My question is whether I should include this correlation structure (corARMA(form = ~ 1|Year, p = 3) or maybe (form = ~ day | year)) in my GAM model or if the current model specification without the correlation structure is appropriate. Also I wanted to know how to define this correlation structure for seasonal daily data; since i want to consider residual variation from year to year.

Please let me know if you need further information or have any additional questions!

Best Answer

  1. You're likely better off modelling the residence time itself, not it's log transform, using a non-Gaussian family, but that could well be tricky if you do actually need the autocorrelation structure.

  2. You can't use the correlation with gam(); you can only use this with gamm(), FYI; gam() will silently ignore this argument if you provide it.

  3. There shouldn't really be a relationship between day_ and year_, their effects are unlikely to be similar; one is a within-year effect, the other a between-year effect. There may be an interaction between these two variables, if say the seasonal pattern has changed over time due to say climate change. These variables are not dependent however.

  4. The correlation structure available via gamm() (provided by the nlme package) don't account for correlation or dependence among covariates. They account for un-modelled correlation among observations.

  5. The correlation structures available do not cover seasonal ARMA models, only ARMA models.

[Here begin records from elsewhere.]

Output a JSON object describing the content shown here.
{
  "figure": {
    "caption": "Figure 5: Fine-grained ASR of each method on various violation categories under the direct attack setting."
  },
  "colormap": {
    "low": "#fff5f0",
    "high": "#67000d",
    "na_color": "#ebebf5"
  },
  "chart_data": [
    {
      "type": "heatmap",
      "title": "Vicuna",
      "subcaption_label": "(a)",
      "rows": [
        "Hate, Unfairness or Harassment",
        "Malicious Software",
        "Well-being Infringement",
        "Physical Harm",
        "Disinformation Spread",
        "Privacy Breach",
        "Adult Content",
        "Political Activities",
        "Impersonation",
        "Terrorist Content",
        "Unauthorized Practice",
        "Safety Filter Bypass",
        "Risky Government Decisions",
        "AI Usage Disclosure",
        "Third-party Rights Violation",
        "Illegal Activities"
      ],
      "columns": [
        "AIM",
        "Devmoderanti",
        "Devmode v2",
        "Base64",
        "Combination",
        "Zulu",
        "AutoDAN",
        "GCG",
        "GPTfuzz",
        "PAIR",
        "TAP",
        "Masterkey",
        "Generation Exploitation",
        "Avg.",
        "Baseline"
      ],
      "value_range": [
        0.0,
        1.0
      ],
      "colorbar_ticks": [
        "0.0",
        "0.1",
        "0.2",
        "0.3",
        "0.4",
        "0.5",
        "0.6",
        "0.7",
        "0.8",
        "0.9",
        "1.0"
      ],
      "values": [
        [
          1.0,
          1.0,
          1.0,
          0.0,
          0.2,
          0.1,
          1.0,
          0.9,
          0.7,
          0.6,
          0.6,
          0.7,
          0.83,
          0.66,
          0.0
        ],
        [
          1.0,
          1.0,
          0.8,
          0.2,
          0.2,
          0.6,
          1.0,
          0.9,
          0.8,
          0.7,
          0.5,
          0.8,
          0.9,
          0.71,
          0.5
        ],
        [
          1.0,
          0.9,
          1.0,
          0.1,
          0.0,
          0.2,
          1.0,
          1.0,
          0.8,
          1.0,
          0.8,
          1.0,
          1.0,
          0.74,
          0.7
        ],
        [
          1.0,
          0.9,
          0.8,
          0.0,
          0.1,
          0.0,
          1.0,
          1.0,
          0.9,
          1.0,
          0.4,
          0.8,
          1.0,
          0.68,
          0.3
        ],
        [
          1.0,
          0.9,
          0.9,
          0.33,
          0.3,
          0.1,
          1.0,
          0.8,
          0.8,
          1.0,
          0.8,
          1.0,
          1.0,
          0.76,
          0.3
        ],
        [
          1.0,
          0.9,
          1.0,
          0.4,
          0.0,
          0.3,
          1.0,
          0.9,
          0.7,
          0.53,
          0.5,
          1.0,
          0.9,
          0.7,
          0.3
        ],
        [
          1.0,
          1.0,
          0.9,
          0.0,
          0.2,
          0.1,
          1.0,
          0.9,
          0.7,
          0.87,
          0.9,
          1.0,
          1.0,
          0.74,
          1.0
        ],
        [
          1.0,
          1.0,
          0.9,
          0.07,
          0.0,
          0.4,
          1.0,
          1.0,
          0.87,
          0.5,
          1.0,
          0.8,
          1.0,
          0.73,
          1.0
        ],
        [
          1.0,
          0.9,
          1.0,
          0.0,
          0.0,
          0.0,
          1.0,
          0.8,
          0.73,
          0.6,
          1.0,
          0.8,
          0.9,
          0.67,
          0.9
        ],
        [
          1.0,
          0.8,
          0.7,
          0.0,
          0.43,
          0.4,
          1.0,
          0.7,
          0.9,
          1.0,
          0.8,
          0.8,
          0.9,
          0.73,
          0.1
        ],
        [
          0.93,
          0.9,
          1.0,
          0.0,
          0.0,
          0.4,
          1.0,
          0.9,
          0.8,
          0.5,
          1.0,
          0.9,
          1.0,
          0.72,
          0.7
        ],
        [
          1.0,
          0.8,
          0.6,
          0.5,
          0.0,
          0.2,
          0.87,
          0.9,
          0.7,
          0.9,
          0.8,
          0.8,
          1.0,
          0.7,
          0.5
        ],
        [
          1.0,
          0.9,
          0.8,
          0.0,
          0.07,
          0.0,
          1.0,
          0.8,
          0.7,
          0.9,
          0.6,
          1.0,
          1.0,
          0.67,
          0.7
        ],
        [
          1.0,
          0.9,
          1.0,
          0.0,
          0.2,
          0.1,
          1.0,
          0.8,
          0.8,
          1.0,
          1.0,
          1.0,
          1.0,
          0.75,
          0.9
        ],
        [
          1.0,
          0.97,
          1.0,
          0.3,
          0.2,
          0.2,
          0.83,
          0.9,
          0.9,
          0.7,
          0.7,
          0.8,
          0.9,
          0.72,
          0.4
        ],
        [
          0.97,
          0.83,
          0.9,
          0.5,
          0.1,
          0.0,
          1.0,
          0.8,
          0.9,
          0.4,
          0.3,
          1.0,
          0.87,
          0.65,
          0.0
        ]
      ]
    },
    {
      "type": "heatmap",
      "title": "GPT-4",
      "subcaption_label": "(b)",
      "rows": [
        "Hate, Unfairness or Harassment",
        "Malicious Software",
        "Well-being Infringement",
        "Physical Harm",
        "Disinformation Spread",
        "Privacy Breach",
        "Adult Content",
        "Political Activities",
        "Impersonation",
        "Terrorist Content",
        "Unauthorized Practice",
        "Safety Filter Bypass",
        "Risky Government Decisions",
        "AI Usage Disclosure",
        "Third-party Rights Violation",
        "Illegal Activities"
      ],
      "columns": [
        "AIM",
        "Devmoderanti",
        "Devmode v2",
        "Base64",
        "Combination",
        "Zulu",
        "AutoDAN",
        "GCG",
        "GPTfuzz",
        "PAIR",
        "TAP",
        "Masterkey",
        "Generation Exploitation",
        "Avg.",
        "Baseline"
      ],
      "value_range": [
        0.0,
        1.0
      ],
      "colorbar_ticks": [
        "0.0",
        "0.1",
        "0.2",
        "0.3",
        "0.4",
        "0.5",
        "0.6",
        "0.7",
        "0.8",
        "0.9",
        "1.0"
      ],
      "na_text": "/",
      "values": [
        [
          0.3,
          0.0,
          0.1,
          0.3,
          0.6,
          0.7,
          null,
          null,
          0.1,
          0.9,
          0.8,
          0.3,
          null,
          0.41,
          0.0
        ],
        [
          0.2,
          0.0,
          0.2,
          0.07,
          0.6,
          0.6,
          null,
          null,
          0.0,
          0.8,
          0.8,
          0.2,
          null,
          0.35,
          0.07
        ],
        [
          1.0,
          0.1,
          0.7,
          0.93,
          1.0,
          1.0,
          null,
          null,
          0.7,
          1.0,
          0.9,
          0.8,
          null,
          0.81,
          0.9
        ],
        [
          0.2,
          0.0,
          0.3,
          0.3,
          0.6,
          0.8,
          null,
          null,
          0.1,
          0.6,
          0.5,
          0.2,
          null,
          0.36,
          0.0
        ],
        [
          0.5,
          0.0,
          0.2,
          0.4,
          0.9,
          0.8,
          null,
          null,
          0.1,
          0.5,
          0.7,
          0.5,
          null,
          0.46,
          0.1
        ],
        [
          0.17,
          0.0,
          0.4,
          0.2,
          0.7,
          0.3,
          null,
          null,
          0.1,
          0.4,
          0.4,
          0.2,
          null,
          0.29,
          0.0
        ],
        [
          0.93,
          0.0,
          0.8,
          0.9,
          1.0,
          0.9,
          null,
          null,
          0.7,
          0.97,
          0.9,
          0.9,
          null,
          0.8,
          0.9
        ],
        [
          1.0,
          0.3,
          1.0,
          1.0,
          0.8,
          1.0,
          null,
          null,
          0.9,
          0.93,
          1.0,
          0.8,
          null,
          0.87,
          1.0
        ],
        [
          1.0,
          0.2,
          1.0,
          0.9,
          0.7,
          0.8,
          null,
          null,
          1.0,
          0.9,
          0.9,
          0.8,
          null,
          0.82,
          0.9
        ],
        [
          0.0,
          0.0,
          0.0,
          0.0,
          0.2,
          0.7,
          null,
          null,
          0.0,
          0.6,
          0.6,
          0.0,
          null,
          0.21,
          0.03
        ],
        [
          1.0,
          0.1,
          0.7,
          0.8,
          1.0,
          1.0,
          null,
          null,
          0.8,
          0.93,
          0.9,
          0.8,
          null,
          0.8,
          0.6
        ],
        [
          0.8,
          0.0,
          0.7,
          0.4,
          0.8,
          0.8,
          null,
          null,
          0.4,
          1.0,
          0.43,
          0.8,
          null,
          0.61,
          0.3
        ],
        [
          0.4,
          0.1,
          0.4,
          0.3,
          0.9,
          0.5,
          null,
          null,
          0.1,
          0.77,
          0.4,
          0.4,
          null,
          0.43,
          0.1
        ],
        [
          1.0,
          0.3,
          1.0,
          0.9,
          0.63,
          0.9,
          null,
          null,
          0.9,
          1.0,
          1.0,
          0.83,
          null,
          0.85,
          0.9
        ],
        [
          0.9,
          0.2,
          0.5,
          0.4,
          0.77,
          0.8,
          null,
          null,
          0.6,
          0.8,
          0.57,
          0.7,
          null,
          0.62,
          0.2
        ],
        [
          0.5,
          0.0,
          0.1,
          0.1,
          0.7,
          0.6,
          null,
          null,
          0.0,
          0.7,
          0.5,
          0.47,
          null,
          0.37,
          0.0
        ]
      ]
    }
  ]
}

  6. corARMA(form = ~ 1|year_, p = 3) and corARMA(form = ~ day_ | year_), p = 3) should give the same results if the data are in time order within year_. Both will describe an AR(3) nested within year, using the same autocorrelation parameter $\rho$

  7. As mentioned in 4. you only need it if there is unmodelled temporal autocorrelation. With 40 df for the day_ term, you can model quite a complex seasonal effect so maybe you won't need the AR(3)? You might want to consider using te(day_, year_, ...) to allow the seasonal signal to vary with the trend, and then you might not need the autocorrelation.

  8. Whether you need the autocorrelation structure will depend on how wiggly you want the smooths of day_ and year_ to be; all else equal, you can model the autocorrelation with wiggly smooth functions and then you won't need the autocorrelation structure. But if you are trying to estimate the seasonal and between-year trends without this autocorrelation (so you want simpler, smoother functions) then it is likely that you'll need the autocorrelation structure if you have data recorded at sufficient time resolution to separate the larger scales of temporal variation (seasonal and long-term trend) from the short-scale variation of the autocorrelation.

  9. You can fit models with no AR(p), and AR(1), an AR(2), and then an AR(3) and use tools to select among these 4 models. I have some example code here showing how to do this (for models with AR(1) vs AR(2) for example): https://fromthebottomoftheheap.net/2016/03/25/additive-modeling-global-temperature-series-revisited/